How vessels can maintain safe navigation during spoofing events
When a spoofing event is suspected or confirmed, navigation must be validated through independent references. GNSS-derived data cannot be trusted until the discrepancy is resolved.
Radar fixing against charted objects — ranges and bearings to charted landmarks, buoys, and coastal features provide a GNSS-independent position that can be plotted directly on the ECDIS or paper chart. In confined waters or near a coastline, this is the most reliable and immediately available alternative fix source
Visual observation and lookout — a dedicated lookout becomes critical during a spoofing event. Visual bearings to fixed objects, light characteristics, and traffic in the vicinity all provide independent data points that can be used to validate or contradict the displayed position
Dead reckoning — using last known reliable position, logged heading, speed, and elapsed time to project forward a best-estimate position.
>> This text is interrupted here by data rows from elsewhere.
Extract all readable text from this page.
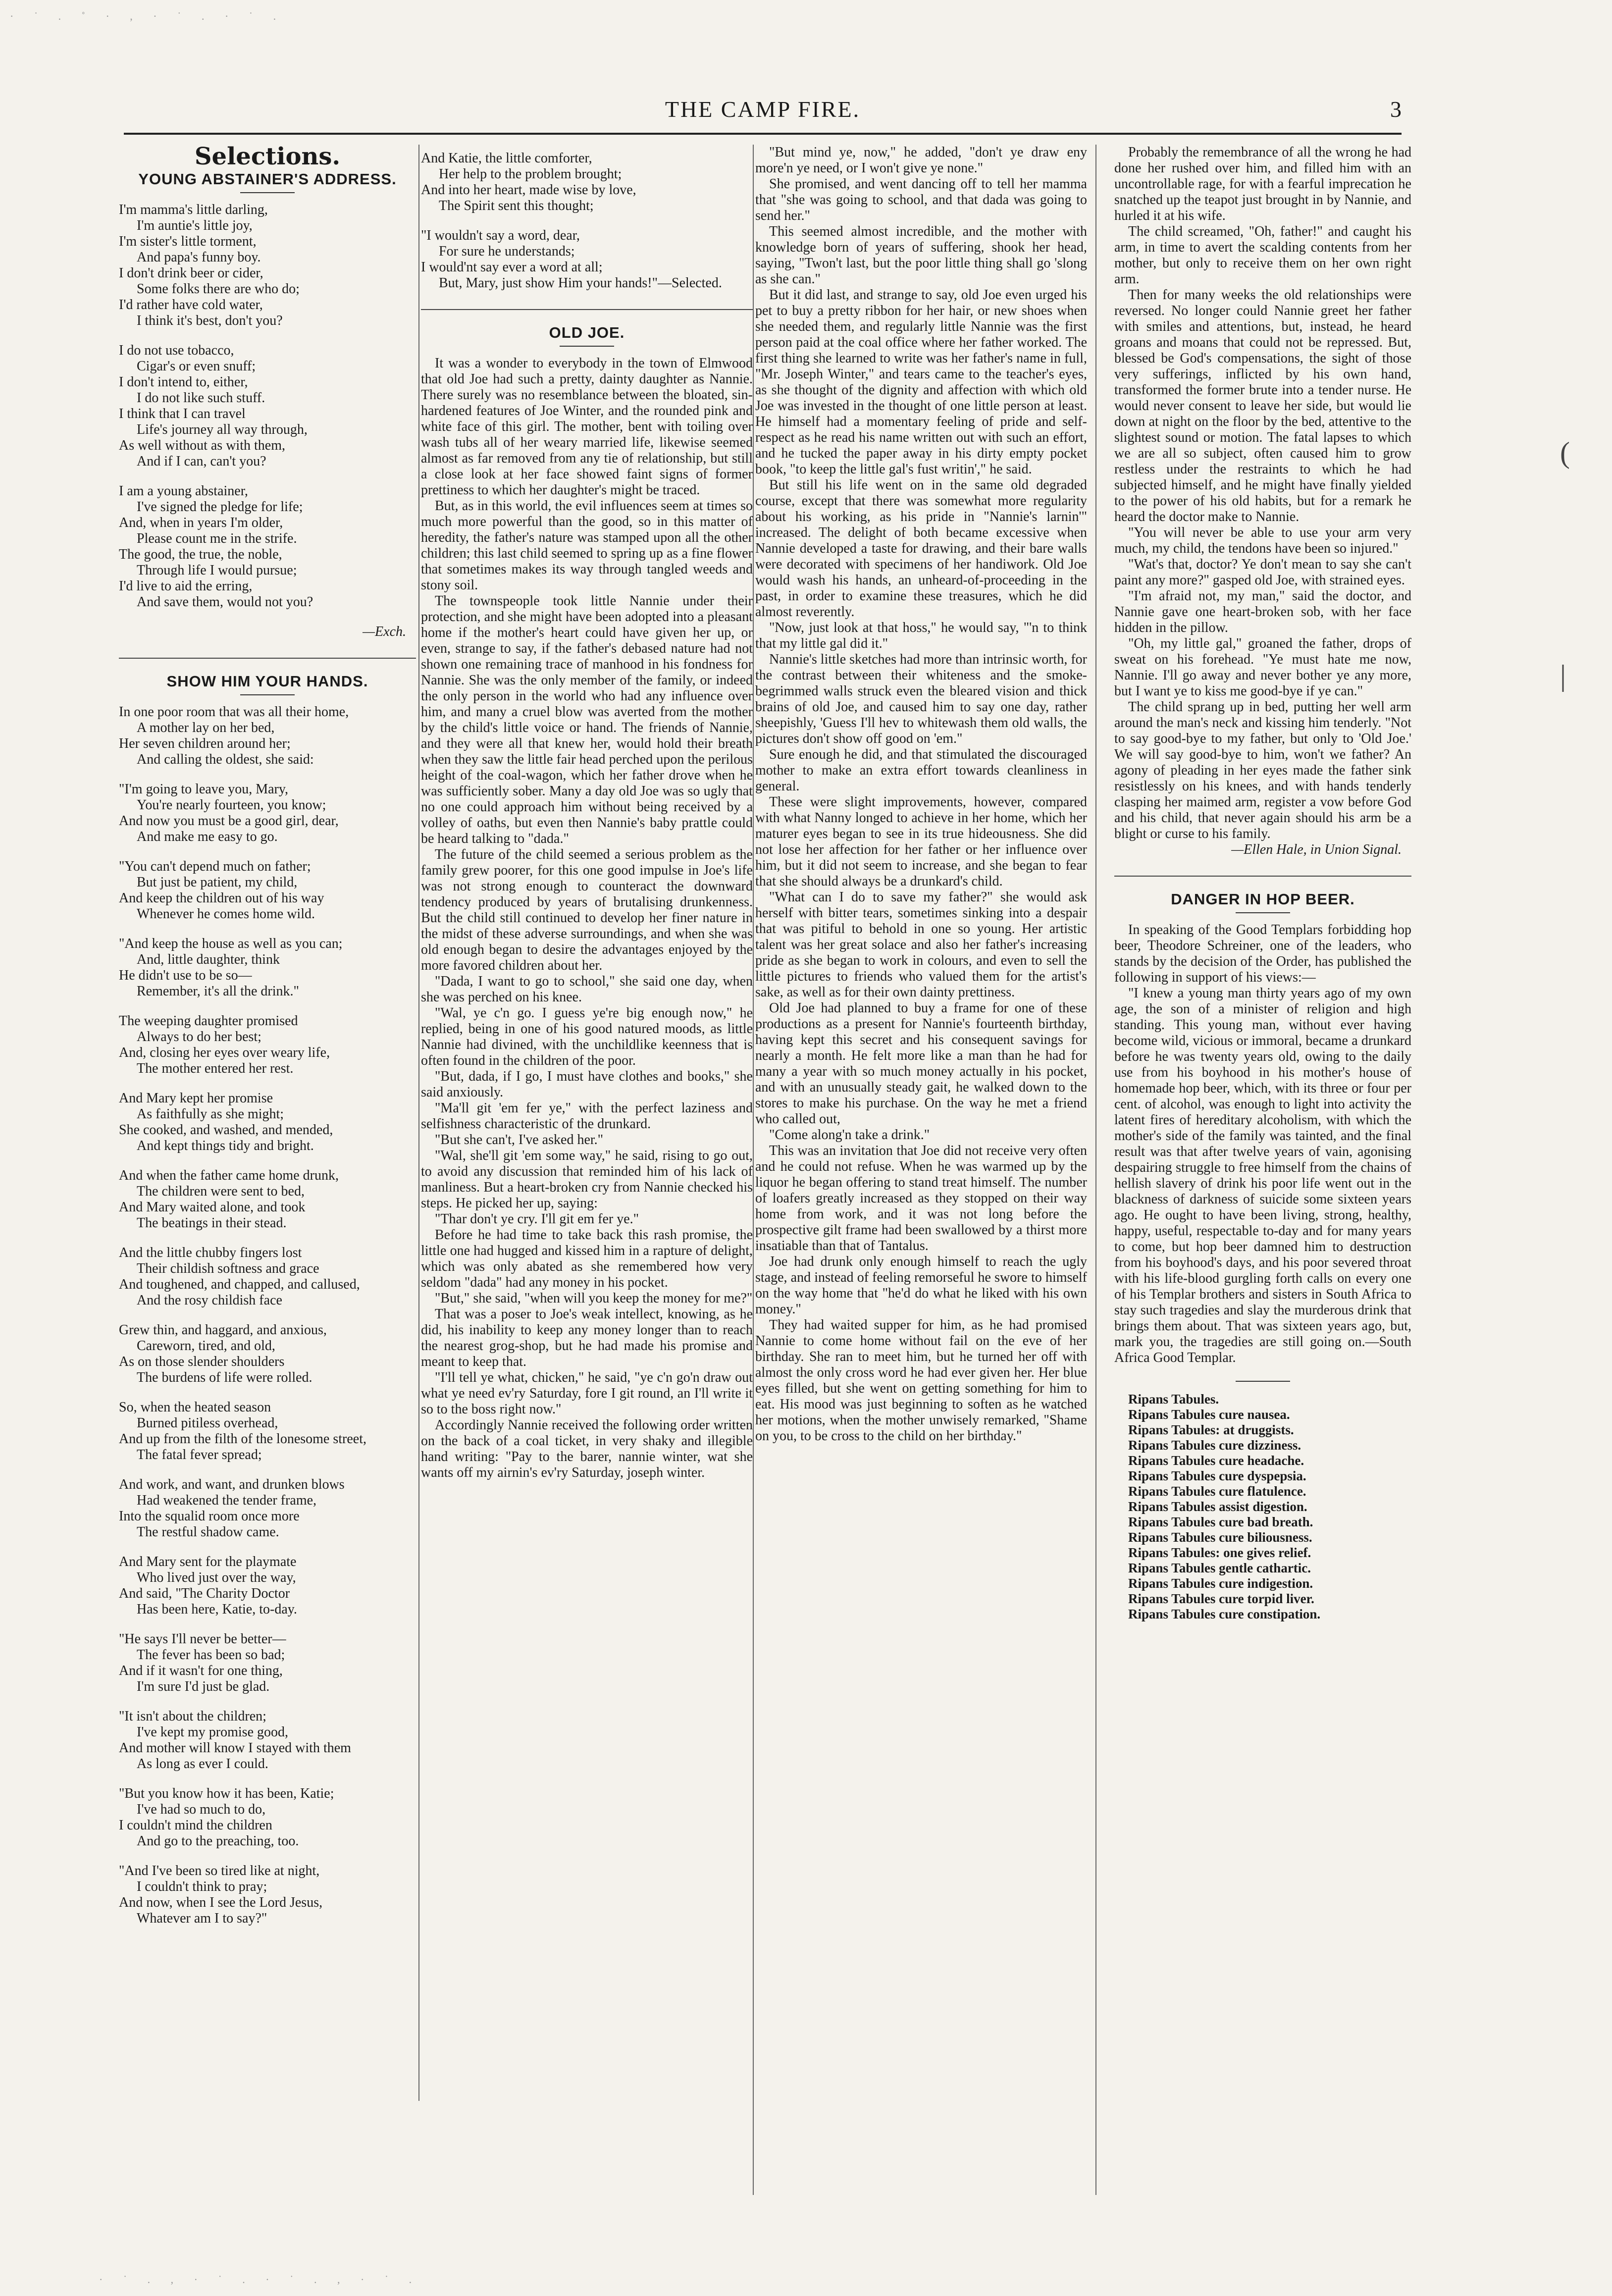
· ˙ . ˚ · , · ˙ . · ˙ .
THE CAMP FIRE.	3
Selections.
YOUNG ABSTAINER'S ADDRESS.
I'm mamma's little darling,
I'm auntie's little joy,
I'm sister's little torment,
And papa's funny boy.
I don't drink beer or cider,
Some folks there are who do;
I'd rather have cold water,
I think it's best, don't you?
I do not use tobacco,
Cigar's or even snuff;
I don't intend to, either,
I do not like such stuff.
I think that I can travel
Life's journey all way through,
As well without as with them,
And if I can, can't you?
I am a young abstainer,
I've signed the pledge for life;
And, when in years I'm older,
Please count me in the strife.
The good, the true, the noble,
Through life I would pursue;
I'd live to aid the erring,
And save them, would not you?
—Exch.
SHOW HIM YOUR HANDS.
In one poor room that was all their home,
A mother lay on her bed,
Her seven children around her;
And calling the oldest, she said:
"I'm going to leave you, Mary,
You're nearly fourteen, you know;
And now you must be a good girl, dear,
And make me easy to go.
"You can't depend much on father;
But just be patient, my child,
And keep the children out of his way
Whenever he comes home wild.
"And keep the house as well as you can;
And, little daughter, think
He didn't use to be so—
Remember, it's all the drink."
The weeping daughter promised
Always to do her best;
And, closing her eyes over weary life,
The mother entered her rest.
And Mary kept her promise
As faithfully as she might;
She cooked, and washed, and mended,
And kept things tidy and bright.
And when the father came home drunk,
The children were sent to bed,
And Mary waited alone, and took
The beatings in their stead.
And the little chubby fingers lost
Their childish softness and grace
And toughened, and chapped, and callused,
And the rosy childish face
Grew thin, and haggard, and anxious,
Careworn, tired, and old,
As on those slender shoulders
The burdens of life were rolled.
So, when the heated season
Burned pitiless overhead,
And up from the filth of the lonesome street,
The fatal fever spread;
And work, and want, and drunken blows
Had weakened the tender frame,
Into the squalid room once more
The restful shadow came.
And Mary sent for the playmate
Who lived just over the way,
And said, "The Charity Doctor
Has been here, Katie, to-day.
"He says I'll never be better—
The fever has been so bad;
And if it wasn't for one thing,
I'm sure I'd just be glad.
"It isn't about the children;
I've kept my promise good,
And mother will know I stayed with them
As long as ever I could.
"But you know how it has been, Katie;
I've had so much to do,
I couldn't mind the children
And go to the preaching, too.
"And I've been so tired like at night,
I couldn't think to pray;
And now, when I see the Lord Jesus,
Whatever am I to say?"
And Katie, the little comforter,
Her help to the problem brought;
And into her heart, made wise by love,
The Spirit sent this thought;
"I wouldn't say a word, dear,
For sure he understands;
I would'nt say ever a word at all;
But, Mary, just show Him your hands!"—Selected.
OLD JOE.

It was a wonder to everybody in the town of Elmwood that old Joe had such a pretty, dainty daughter as Nannie. There surely was no resemblance between the bloated, sin-hardened features of Joe Winter, and the rounded pink and white face of this girl. The mother, bent with toiling over wash tubs all of her weary married life, likewise seemed almost as far removed from any tie of relationship, but still a close look at her face showed faint signs of former prettiness to which her daughter's might be traced.

But, as in this world, the evil influences seem at times so much more powerful than the good, so in this matter of heredity, the father's nature was stamped upon all the other children; this last child seemed to spring up as a fine flower that sometimes makes its way through tangled weeds and stony soil.

The townspeople took little Nannie under their protection, and she might have been adopted into a pleasant home if the mother's heart could have given her up, or even, strange to say, if the father's debased nature had not shown one remaining trace of manhood in his fondness for Nannie. She was the only member of the family, or indeed the only person in the world who had any influence over him, and many a cruel blow was averted from the mother by the child's little voice or hand. The friends of Nannie, and they were all that knew her, would hold their breath when they saw the little fair head perched upon the perilous height of the coal-wagon, which her father drove when he was sufficiently sober. Many a day old Joe was so ugly that no one could approach him without being received by a volley of oaths, but even then Nannie's baby prattle could be heard talking to "dada."

The future of the child seemed a serious problem as the family grew poorer, for this one good impulse in Joe's life was not strong enough to counteract the downward tendency produced by years of brutalising drunkenness. But the child still continued to develop her finer nature in the midst of these adverse surroundings, and when she was old enough began to desire the advantages enjoyed by the more favored children about her.

"Dada, I want to go to school," she said one day, when she was perched on his knee.

"Wal, ye c'n go. I guess ye're big enough now," he replied, being in one of his good natured moods, as little Nannie had divined, with the unchildlike keenness that is often found in the children of the poor.

"But, dada, if I go, I must have clothes and books," she said anxiously.

"Ma'll git 'em fer ye," with the perfect laziness and selfishness characteristic of the drunkard.

"But she can't, I've asked her."

"Wal, she'll git 'em some way," he said, rising to go out, to avoid any discussion that reminded him of his lack of manliness. But a heart-broken cry from Nannie checked his steps. He picked her up, saying:

"Thar don't ye cry. I'll git em fer ye."

Before he had time to take back this rash promise, the little one had hugged and kissed him in a rapture of delight, which was only abated as she remembered how very seldom "dada" had any money in his pocket.

"But," she said, "when will you keep the money for me?"

That was a poser to Joe's weak intellect, knowing, as he did, his inability to keep any money longer than to reach the nearest grog-shop, but he had made his promise and meant to keep that.

"I'll tell ye what, chicken," he said, "ye c'n go'n draw out what ye need ev'ry Saturday, fore I git round, an I'll write it so to the boss right now."

Accordingly Nannie received the following order written on the back of a coal ticket, in very shaky and illegible hand writing: "Pay to the barer, nannie winter, wat she wants off my airnin's ev'ry Saturday, joseph winter.

"But mind ye, now," he added, "don't ye draw eny more'n ye need, or I won't give ye none."

She promised, and went dancing off to tell her mamma that "she was going to school, and that dada was going to send her."

This seemed almost incredible, and the mother with knowledge born of years of suffering, shook her head, saying, "Twon't last, but the poor little thing shall go 'slong as she can."

But it did last, and strange to say, old Joe even urged his pet to buy a pretty ribbon for her hair, or new shoes when she needed them, and regularly little Nannie was the first person paid at the coal office where her father worked. The first thing she learned to write was her father's name in full, "Mr. Joseph Winter," and tears came to the teacher's eyes, as she thought of the dignity and affection with which old Joe was invested in the thought of one little person at least. He himself had a momentary feeling of pride and self-respect as he read his name written out with such an effort, and he tucked the paper away in his dirty empty pocket book, "to keep the little gal's fust writin'," he said.

But still his life went on in the same old degraded course, except that there was somewhat more regularity about his working, as his pride in "Nannie's larnin'" increased. The delight of both became excessive when Nannie developed a taste for drawing, and their bare walls were decorated with specimens of her handiwork. Old Joe would wash his hands, an unheard-of-proceeding in the past, in order to examine these treasures, which he did almost reverently.

"Now, just look at that hoss," he would say, "'n to think that my little gal did it."

Nannie's little sketches had more than intrinsic worth, for the contrast between their whiteness and the smoke-begrimmed walls struck even the bleared vision and thick brains of old Joe, and caused him to say one day, rather sheepishly, 'Guess I'll hev to whitewash them old walls, the pictures don't show off good on 'em."

Sure enough he did, and that stimulated the discouraged mother to make an extra effort towards cleanliness in general.

These were slight improvements, however, compared with what Nanny longed to achieve in her home, which her maturer eyes began to see in its true hideousness. She did not lose her affection for her father or her influence over him, but it did not seem to increase, and she began to fear that she should always be a drunkard's child.

"What can I do to save my father?" she would ask herself with bitter tears, sometimes sinking into a despair that was pitiful to behold in one so young. Her artistic talent was her great solace and also her father's increasing pride as she began to work in colours, and even to sell the little pictures to friends who valued them for the artist's sake, as well as for their own dainty prettiness.

Old Joe had planned to buy a frame for one of these productions as a present for Nannie's fourteenth birthday, having kept this secret and his consequent savings for nearly a month. He felt more like a man than he had for many a year with so much money actually in his pocket, and with an unusually steady gait, he walked down to the stores to make his purchase. On the way he met a friend who called out,

"Come along'n take a drink."

This was an invitation that Joe did not receive very often and he could not refuse. When he was warmed up by the liquor he began offering to stand treat himself. The number of loafers greatly increased as they stopped on their way home from work, and it was not long before the prospective gilt frame had been swallowed by a thirst more insatiable than that of Tantalus.

Joe had drunk only enough himself to reach the ugly stage, and instead of feeling remorseful he swore to himself on the way home that "he'd do what he liked with his own money."

They had waited supper for him, as he had promised Nannie to come home without fail on the eve of her birthday. She ran to meet him, but he turned her off with almost the only cross word he had ever given her. Her blue eyes filled, but she went on getting something for him to eat. His mood was just beginning to soften as he watched her motions, when the mother unwisely remarked, "Shame on you, to be cross to the child on her birthday."

Probably the remembrance of all the wrong he had done her rushed over him, and filled him with an uncontrollable rage, for with a fearful imprecation he snatched up the teapot just brought in by Nannie, and hurled it at his wife.

The child screamed, "Oh, father!" and caught his arm, in time to avert the scalding contents from her mother, but only to receive them on her own right arm.

Then for many weeks the old relationships were reversed. No longer could Nannie greet her father with smiles and attentions, but, instead, he heard groans and moans that could not be repressed. But, blessed be God's compensations, the sight of those very sufferings, inflicted by his own hand, transformed the former brute into a tender nurse. He would never consent to leave her side, but would lie down at night on the floor by the bed, attentive to the slightest sound or motion. The fatal lapses to which we are all so subject, often caused him to grow restless under the restraints to which he had subjected himself, and he might have finally yielded to the power of his old habits, but for a remark he heard the doctor make to Nannie.

"You will never be able to use your arm very much, my child, the tendons have been so injured."

"Wat's that, doctor? Ye don't mean to say she can't paint any more?" gasped old Joe, with strained eyes.

"I'm afraid not, my man," said the doctor, and Nannie gave one heart-broken sob, with her face hidden in the pillow.

"Oh, my little gal," groaned the father, drops of sweat on his forehead. "Ye must hate me now, Nannie. I'll go away and never bother ye any more, but I want ye to kiss me good-bye if ye can."

The child sprang up in bed, putting her well arm around the man's neck and kissing him tenderly. "Not to say good-bye to my father, but only to 'Old Joe.' We will say good-bye to him, won't we father? An agony of pleading in her eyes made the father sink resistlessly on his knees, and with hands tenderly clasping her maimed arm, register a vow before God and his child, that never again should his arm be a blight or curse to his family.

—Ellen Hale, in Union Signal.
DANGER IN HOP BEER.

In speaking of the Good Templars forbidding hop beer, Theodore Schreiner, one of the leaders, who stands by the decision of the Order, has published the following in support of his views:—

"I knew a young man thirty years ago of my own age, the son of a minister of religion and high standing. This young man, without ever having become wild, vicious or immoral, became a drunkard before he was twenty years old, owing to the daily use from his boyhood in his mother's house of homemade hop beer, which, with its three or four per cent. of alcohol, was enough to light into activity the latent fires of hereditary alcoholism, with which the mother's side of the family was tainted, and the final result was that after twelve years of vain, agonising despairing struggle to free himself from the chains of hellish slavery of drink his poor life went out in the blackness of darkness of suicide some sixteen years ago. He ought to have been living, strong, healthy, happy, useful, respectable to-day and for many years to come, but hop beer damned him to destruction from his boyhood's days, and his poor severed throat with his life-blood gurgling forth calls on every one of his Templar brothers and sisters in South Africa to stay such tragedies and slay the murderous drink that brings them about. That was sixteen years ago, but, mark you, the tragedies are still going on.—South Africa Good Templar.

Ripans Tabules.
Ripans Tabules cure nausea.
Ripans Tabules: at druggists.
Ripans Tabules cure dizziness.
Ripans Tabules cure headache.
Ripans Tabules cure dyspepsia.
Ripans Tabules cure flatulence.
Ripans Tabules assist digestion.
Ripans Tabules cure bad breath.
Ripans Tabules cure biliousness.
Ripans Tabules: one gives relief.
Ripans Tabules gentle cathartic.
Ripans Tabules cure indigestion.
Ripans Tabules cure torpid liver.
Ripans Tabules cure constipation.
(
|
· ˙ . , · ˙ . · ˙ . , · ˙ .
While accuracy degrades over time, dead reckoning provides a continuous position reference when all other sources are compromised
Continuous cross-checking between systems — no single input should be trusted in isolation. Depth soundings against charted depths, radar contacts against AIS, visual observations against the plotted position — safe navigation during a spoofing event depends on treating every system as a single vote, not a definitive answer
Safe navigation depends on verifying position and traffic through multiple independent inputs. The vessel that maintains that discipline, even under normal conditions, is significantly better positioned to detect and manage a spoofing event when it occurs. But procedural vigilance alone has its limits — in high-traffic areas, restricted waters, or during periods of reduced visibility, the workload of manual cross-checking can quickly exceed what a watchkeeper can sustain.
This is where layered safety systems become critical. Technology that operates independently of the GNSS feed, continues tracking surrounding traffic, and alerts the bridge to spoofing in real time provides the additional layer that procedural methods cannot.
How Orca AI supports navigation under GPS spoofing
When GNSS data is compromised, decision-making depends on the quality of independent information available to the watchkeeper. Orca AI provides that independent layer — operating entirely outside the GNSS feed and continuing to function when onboard positioning data cannot be trusted.
Detects spoofing and alerts vessels entering affected areas — Orca AI identifies spoofing by detecting inconsistencies between GPS inputs and other onboard navigation sensors. Data is processed and validated in the cloud, and once confirmed, an immediate alert is issued to the vessel via Co-Captain, notifying the bridge that GPS signal may be unreliable and prompting the system to switch to visual detection mode
Continues detecting and tracking surrounding vessels based on visual detection — the Orca AI SeaPod digital watchkeeper detects and classifies all target types without relying on AIS signals or GPS data. Situational awareness of surrounding traffic is maintained independently of the compromised GNSS feed, giving the watchkeeper a reliable picture of the vessel’s actual environment
Sends alerts to shore teams for fleet monitoring and support — spoofing alerts are surfaced automatically in FleetView, allowing operations teams ashore to monitor affected vessels in real time, support the bridge, and adapt fleet operations during the disruption
Sends alerts to vessels on the same route for early identification — spoofing alerts are shared through Co-Captain with nearby Orca AI-equipped vessels approaching the area, using the last verified position rather than manipulated coordinates.